A LÍNGUA NO MUSEU
Ruy de Castro
RIO DE JANEIRO - Numa próxima ida a São Paulo, vou voltar ao
Museu da Língua Portuguesa. Acabo de saber ("Ilustrada", 31/8) que os
textos de seu espaço expositivo ainda estão na velha ortografia --ou seja, na
língua como a conhecíamos, antes do "acordo" assinado em 2008 por
parte dos membros da Comunidade dos Países de Língua Portuguesa (leia-se o
Brasil). Preciso fazer isto antes de 31 de dezembro, quando a nova ortografia
será obrigatória, e o trema, por exemplo, irá se juntar aos extintos mamutes,
pterodáctilos e leitores de Pearl S. Buck.
Lá, terei o prazer de ler palavras como
"pingüim", "lingüista" ou "desmilingüido", com o
velho trema. Penso até em lê-las em voz alta, se ninguém estiver olhando, e
lambendo cada trema como Chicabon --antes que sejam reduzidas a "pinguim",
"linguista" e "desmilinguido" e assim comecem a ser ditas
pelos jovens que não sabem como elas soavam. Aliás, passei pelo problema outro
dia nesta coluna, quando reproduzi o trecho da letra do samba "O
Pato", que diz "O pato/ Vinha cantando alegremente/ Quem-quem".
Escrevi, como sói, "qüem-qüem", mesmo
sabendo que meus tremas não chegariam vivos ao jornal impresso, e que a única
pessoa que leria "quem-quem" como "qüem-qüem" seria o
professor Evanildo Bechara, um dos autores da reforma.
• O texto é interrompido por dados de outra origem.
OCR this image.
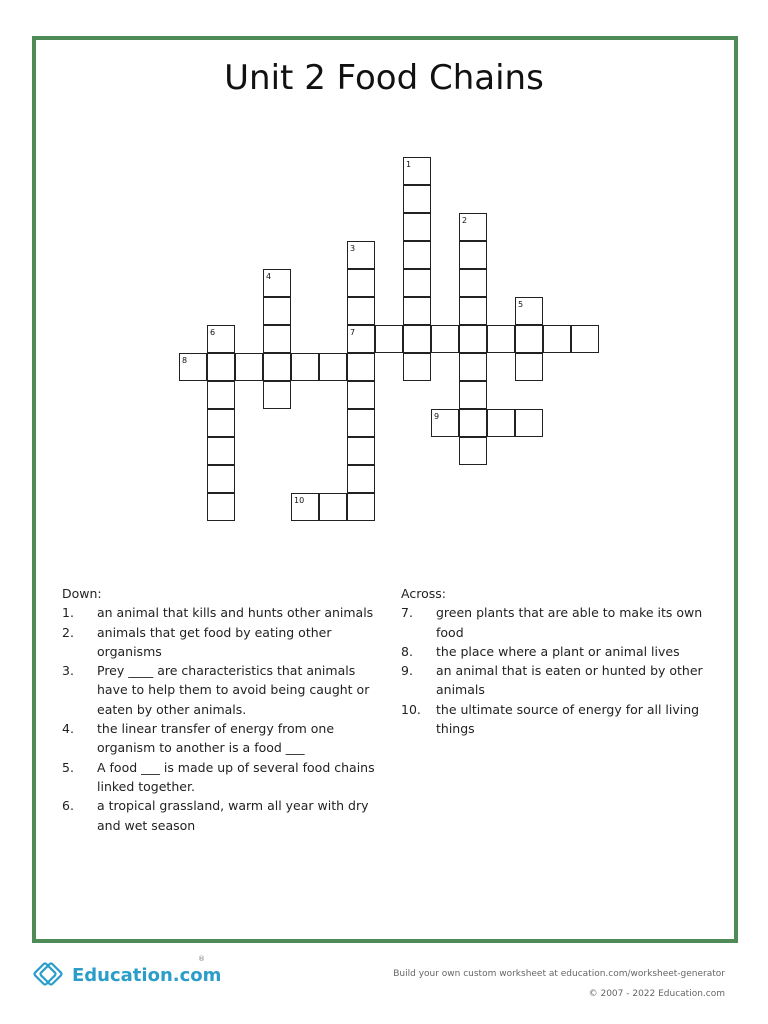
Unit 2 Food Chains
1
2
3
7
4
5
6
8
9
10
Down:
1.	an animal that kills and hunts other animals
2.	animals that get food by eating other organisms
3.	Prey ____ are characteristics that animals have to help them to avoid being caught or eaten by other animals.
4.	the linear transfer of energy from one organism to another is a food ___
5.	A food ___ is made up of several food chains linked together.
6.	a tropical grassland, warm all year with dry and wet season
Across:
7.	green plants that are able to make its own food
8.	the place where a plant or animal lives
9.	an animal that is eaten or hunted by other animals
10.	the ultimate source of energy for all living things
Education.com
®
Build your own custom worksheet at education.com/worksheet-generator
© 2007 - 2022 Education.com
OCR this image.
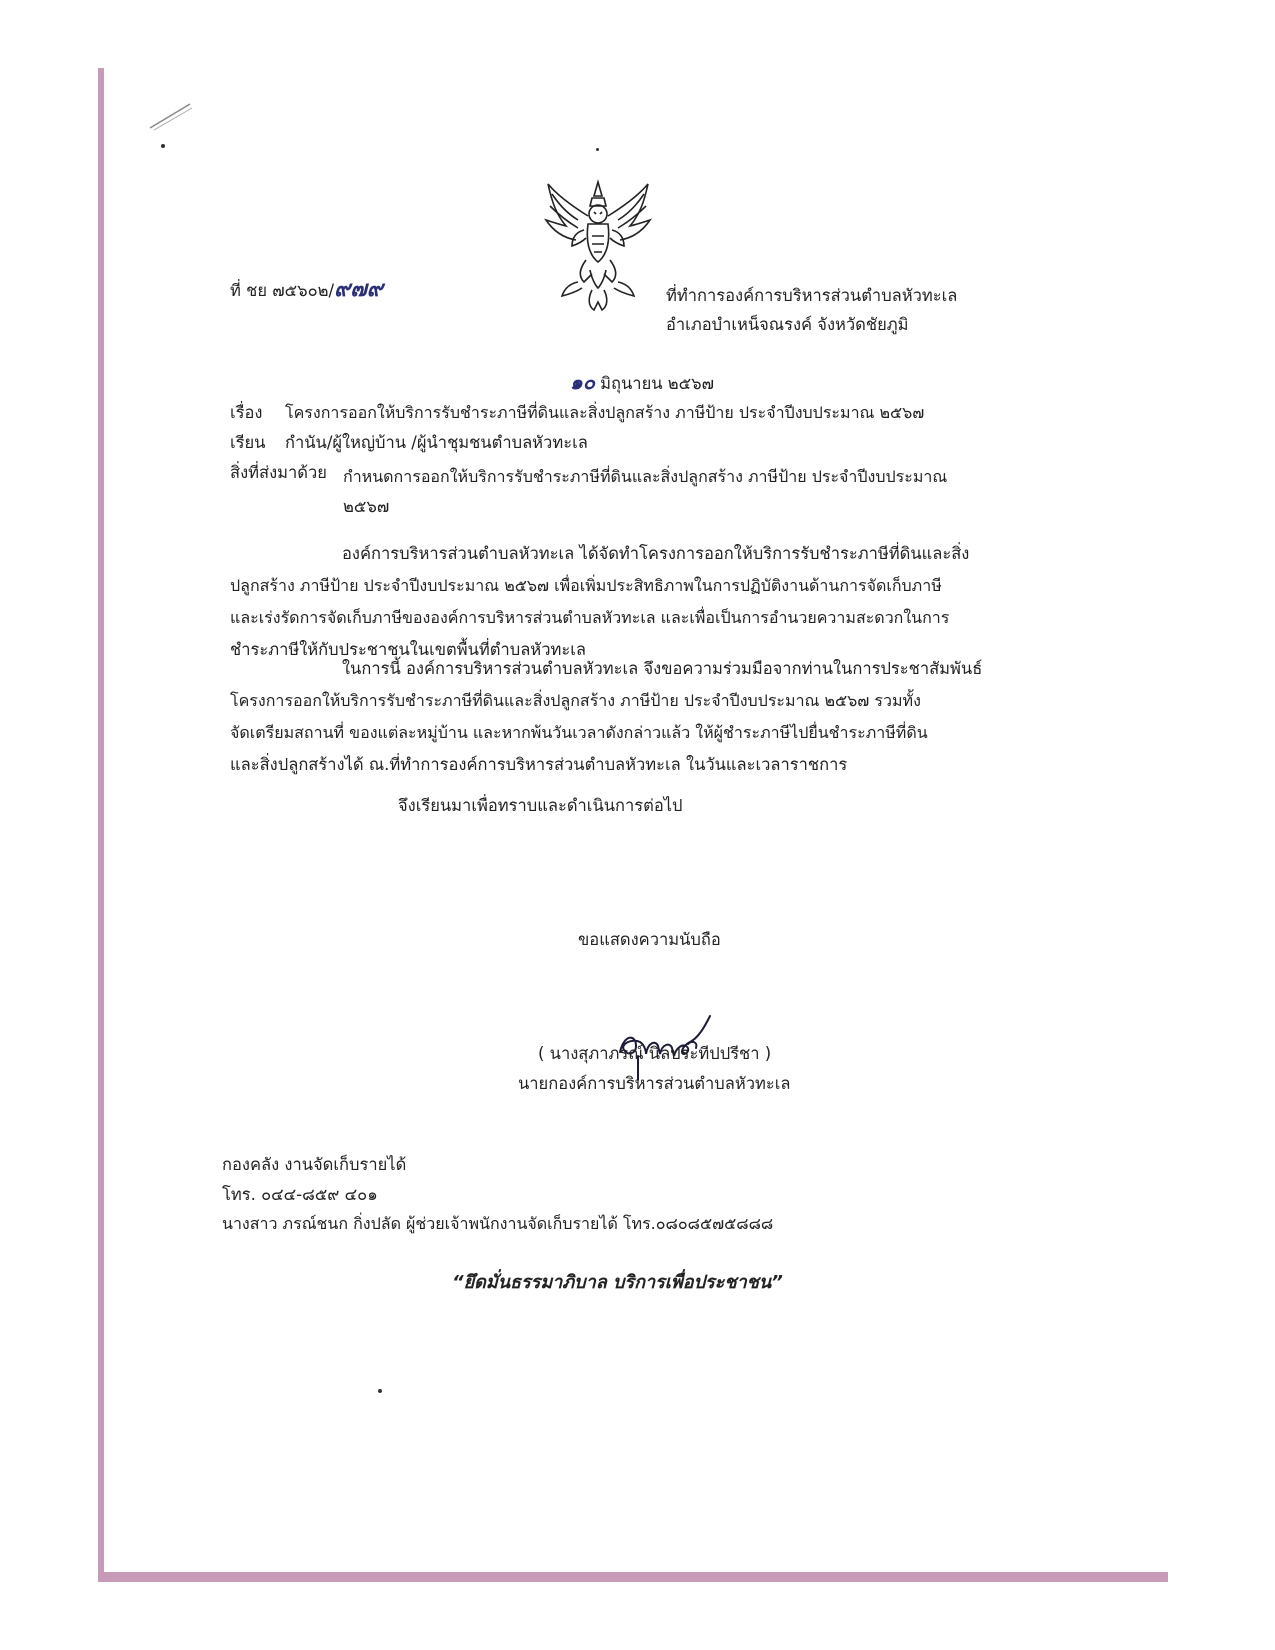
ที่ ชย ๗๕๖๐๒/๙๗๙	ที่ทำการองค์การบริหารส่วนตำบลหัวทะเล
อำเภอบำเหน็จณรงค์ จังหวัดชัยภูมิ
๑๐ มิถุนายน ๒๕๖๗
เรื่อง โครงการออกให้บริการรับชำระภาษีที่ดินและสิ่งปลูกสร้าง ภาษีป้าย ประจำปีงบประมาณ ๒๕๖๗
เรียน กำนัน/ผู้ใหญ่บ้าน /ผู้นำชุมชนตำบลหัวทะเล
สิ่งที่ส่งมาด้วย กำหนดการออกให้บริการรับชำระภาษีที่ดินและสิ่งปลูกสร้าง ภาษีป้าย ประจำปีงบประมาณ
๒๕๖๗
องค์การบริหารส่วนตำบลหัวทะเล ได้จัดทำโครงการออกให้บริการรับชำระภาษีที่ดินและสิ่ง
ปลูกสร้าง ภาษีป้าย ประจำปีงบประมาณ ๒๕๖๗ เพื่อเพิ่มประสิทธิภาพในการปฏิบัติงานด้านการจัดเก็บภาษี
และเร่งรัดการจัดเก็บภาษีขององค์การบริหารส่วนตำบลหัวทะเล และเพื่อเป็นการอำนวยความสะดวกในการ
ชำระภาษีให้กับประชาชนในเขตพื้นที่ตำบลหัวทะเล
ในการนี้ องค์การบริหารส่วนตำบลหัวทะเล จึงขอความร่วมมือจากท่านในการประชาสัมพันธ์
โครงการออกให้บริการรับชำระภาษีที่ดินและสิ่งปลูกสร้าง ภาษีป้าย ประจำปีงบประมาณ ๒๕๖๗ รวมทั้ง
จัดเตรียมสถานที่ ของแต่ละหมู่บ้าน และหากพ้นวันเวลาดังกล่าวแล้ว ให้ผู้ชำระภาษีไปยื่นชำระภาษีที่ดิน
และสิ่งปลูกสร้างได้ ณ.ที่ทำการองค์การบริหารส่วนตำบลหัวทะเล ในวันและเวลาราชการ
จึงเรียนมาเพื่อทราบและดำเนินการต่อไป
ขอแสดงความนับถือ
( นางสุภาภรณ์ นิลประทีปปรีชา )
นายกองค์การบริหารส่วนตำบลหัวทะเล
กองคลัง งานจัดเก็บรายได้
โทร. ๐๔๔-๘๕๙ ๔๐๑
นางสาว ภรณ์ชนก กิ่งปลัด ผู้ช่วยเจ้าพนักงานจัดเก็บรายได้ โทร.๐๘๐๘๕๗๕๘๘๘
“ยึดมั่นธรรมาภิบาล บริการเพื่อประชาชน”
Quando a coluna saiu,
submeti-a a alguns jovens pouco versados em bossa nova. Todos pronunciaram
"quem-quem". E se, um dia, Evanildo for chamado de
"linguista", e não "lingüista"?
O poeta mineiro Abgar Renault (1901-1995), que não
aderiu às reformas de 1943 e 1971, morreu escrevendo "phosphoro",
"pthysica" e "portuguez". Seguindo seu exemplo, continuarei
a escrever "qüem-qüem" e deixarei a meus editores a tarefa de
expurgar os tremas.
Acho que o Museu da Língua Portuguesa deveria
continuar na velha ortografia. Afinal, é um museu, não?